No disrespect. I only use official data from those official international organizations, such as the OECD, for example. The OECD has studied this in Pensions at a Glance, which they publish every two years, and it is non-partisan. It is funded by Canada and all the other OECD countries.

They have said very simply that public pensions are unsustainable in the western world, and there are very serious people who have said that, including Governor Carney. I've looked at it.

We're living a lot longer. I want to put this on very quickly, because people quote the life expectancy figure based on mortality over an entire lifetime. When you achieve the age of 65—so all the people who died before you are not part of your statistic any longer—you have a life expectancy of 84, for a female, and 82 for a male. So we cannot, as Greece is demonstrating brilliantly, and Spain and France, continue with policies where we are living 15 and 20 years longer than only 30 or 40 years ago.

The second point, to address your question, is that we are facing looming labour shortages. It is irresponsible to pay people to be unemployed in one part of the country when there are desperate shortages in another part, or just push them out the door into retirement when we need them in the economy to be able to fund people like me, when I retire.

10:25 a.m.

Conservative

Mark Adler Conservative York Centre, ON

Thank you, Professor.

I read with great interest a lot of what you've written. I think you're spot on in so many different instances.

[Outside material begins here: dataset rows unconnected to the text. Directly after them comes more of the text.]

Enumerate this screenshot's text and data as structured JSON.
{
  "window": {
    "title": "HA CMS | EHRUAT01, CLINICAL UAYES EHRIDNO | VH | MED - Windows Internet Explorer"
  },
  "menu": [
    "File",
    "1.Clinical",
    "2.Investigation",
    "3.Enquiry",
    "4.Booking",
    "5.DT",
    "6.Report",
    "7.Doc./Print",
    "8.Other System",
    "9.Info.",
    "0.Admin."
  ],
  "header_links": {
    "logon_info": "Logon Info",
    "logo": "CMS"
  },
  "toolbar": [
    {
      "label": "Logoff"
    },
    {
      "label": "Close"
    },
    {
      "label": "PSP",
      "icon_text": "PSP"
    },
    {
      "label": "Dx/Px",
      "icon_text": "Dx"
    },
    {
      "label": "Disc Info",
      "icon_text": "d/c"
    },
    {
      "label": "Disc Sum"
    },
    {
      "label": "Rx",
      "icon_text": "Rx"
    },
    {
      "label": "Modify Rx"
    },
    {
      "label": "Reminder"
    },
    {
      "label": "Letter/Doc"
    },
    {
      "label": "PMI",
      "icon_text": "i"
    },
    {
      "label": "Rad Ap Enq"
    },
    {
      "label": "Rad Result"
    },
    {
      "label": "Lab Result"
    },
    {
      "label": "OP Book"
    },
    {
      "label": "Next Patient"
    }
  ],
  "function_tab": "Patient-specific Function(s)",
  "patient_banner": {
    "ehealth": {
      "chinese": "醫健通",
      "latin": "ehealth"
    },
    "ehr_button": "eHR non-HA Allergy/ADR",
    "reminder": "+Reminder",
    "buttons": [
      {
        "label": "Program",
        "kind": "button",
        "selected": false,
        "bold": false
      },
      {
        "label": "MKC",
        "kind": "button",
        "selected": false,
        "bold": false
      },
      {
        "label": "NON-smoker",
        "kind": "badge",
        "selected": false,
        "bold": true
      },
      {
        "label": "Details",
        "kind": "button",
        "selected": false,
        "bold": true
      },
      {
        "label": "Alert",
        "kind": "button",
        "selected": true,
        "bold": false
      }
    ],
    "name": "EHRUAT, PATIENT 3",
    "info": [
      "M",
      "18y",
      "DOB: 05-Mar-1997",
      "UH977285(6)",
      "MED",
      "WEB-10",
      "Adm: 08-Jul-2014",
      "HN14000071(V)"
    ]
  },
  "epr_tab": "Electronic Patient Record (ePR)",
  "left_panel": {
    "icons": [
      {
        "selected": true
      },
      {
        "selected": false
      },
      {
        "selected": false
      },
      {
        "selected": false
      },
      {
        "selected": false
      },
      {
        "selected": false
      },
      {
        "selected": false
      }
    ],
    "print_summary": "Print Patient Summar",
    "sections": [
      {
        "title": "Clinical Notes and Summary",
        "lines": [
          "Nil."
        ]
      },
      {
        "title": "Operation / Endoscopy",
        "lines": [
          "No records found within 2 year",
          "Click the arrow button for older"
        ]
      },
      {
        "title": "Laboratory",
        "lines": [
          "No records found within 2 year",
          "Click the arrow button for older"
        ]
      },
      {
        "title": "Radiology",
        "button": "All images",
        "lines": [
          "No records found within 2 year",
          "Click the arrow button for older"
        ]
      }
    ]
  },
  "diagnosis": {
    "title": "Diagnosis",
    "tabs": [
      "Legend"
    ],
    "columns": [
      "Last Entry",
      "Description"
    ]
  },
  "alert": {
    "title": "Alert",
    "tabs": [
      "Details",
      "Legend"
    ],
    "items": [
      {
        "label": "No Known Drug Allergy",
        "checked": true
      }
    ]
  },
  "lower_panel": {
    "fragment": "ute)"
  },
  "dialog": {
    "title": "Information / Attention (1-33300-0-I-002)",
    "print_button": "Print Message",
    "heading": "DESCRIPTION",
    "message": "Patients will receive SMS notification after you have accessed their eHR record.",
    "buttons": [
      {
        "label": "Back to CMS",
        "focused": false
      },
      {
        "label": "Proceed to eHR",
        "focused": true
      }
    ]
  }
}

I will get to the CMHC and your earlier presentation, but in terms of how we are reforming our focus on free trade agreements—we've done nine since 2006, and we've got a lot in the hopper that we're currently negotiating—and immigration reform, could you briefly talk about the importance of free trade, the importance of engaging other countries in bilateral trade agreements, and the importance of immigration reform?

10:30 a.m.

Prof. Ian Lee

I'll start with free trade. I'm much more familiar with that. I've been teaching and researching free trade for, literally, 25 years.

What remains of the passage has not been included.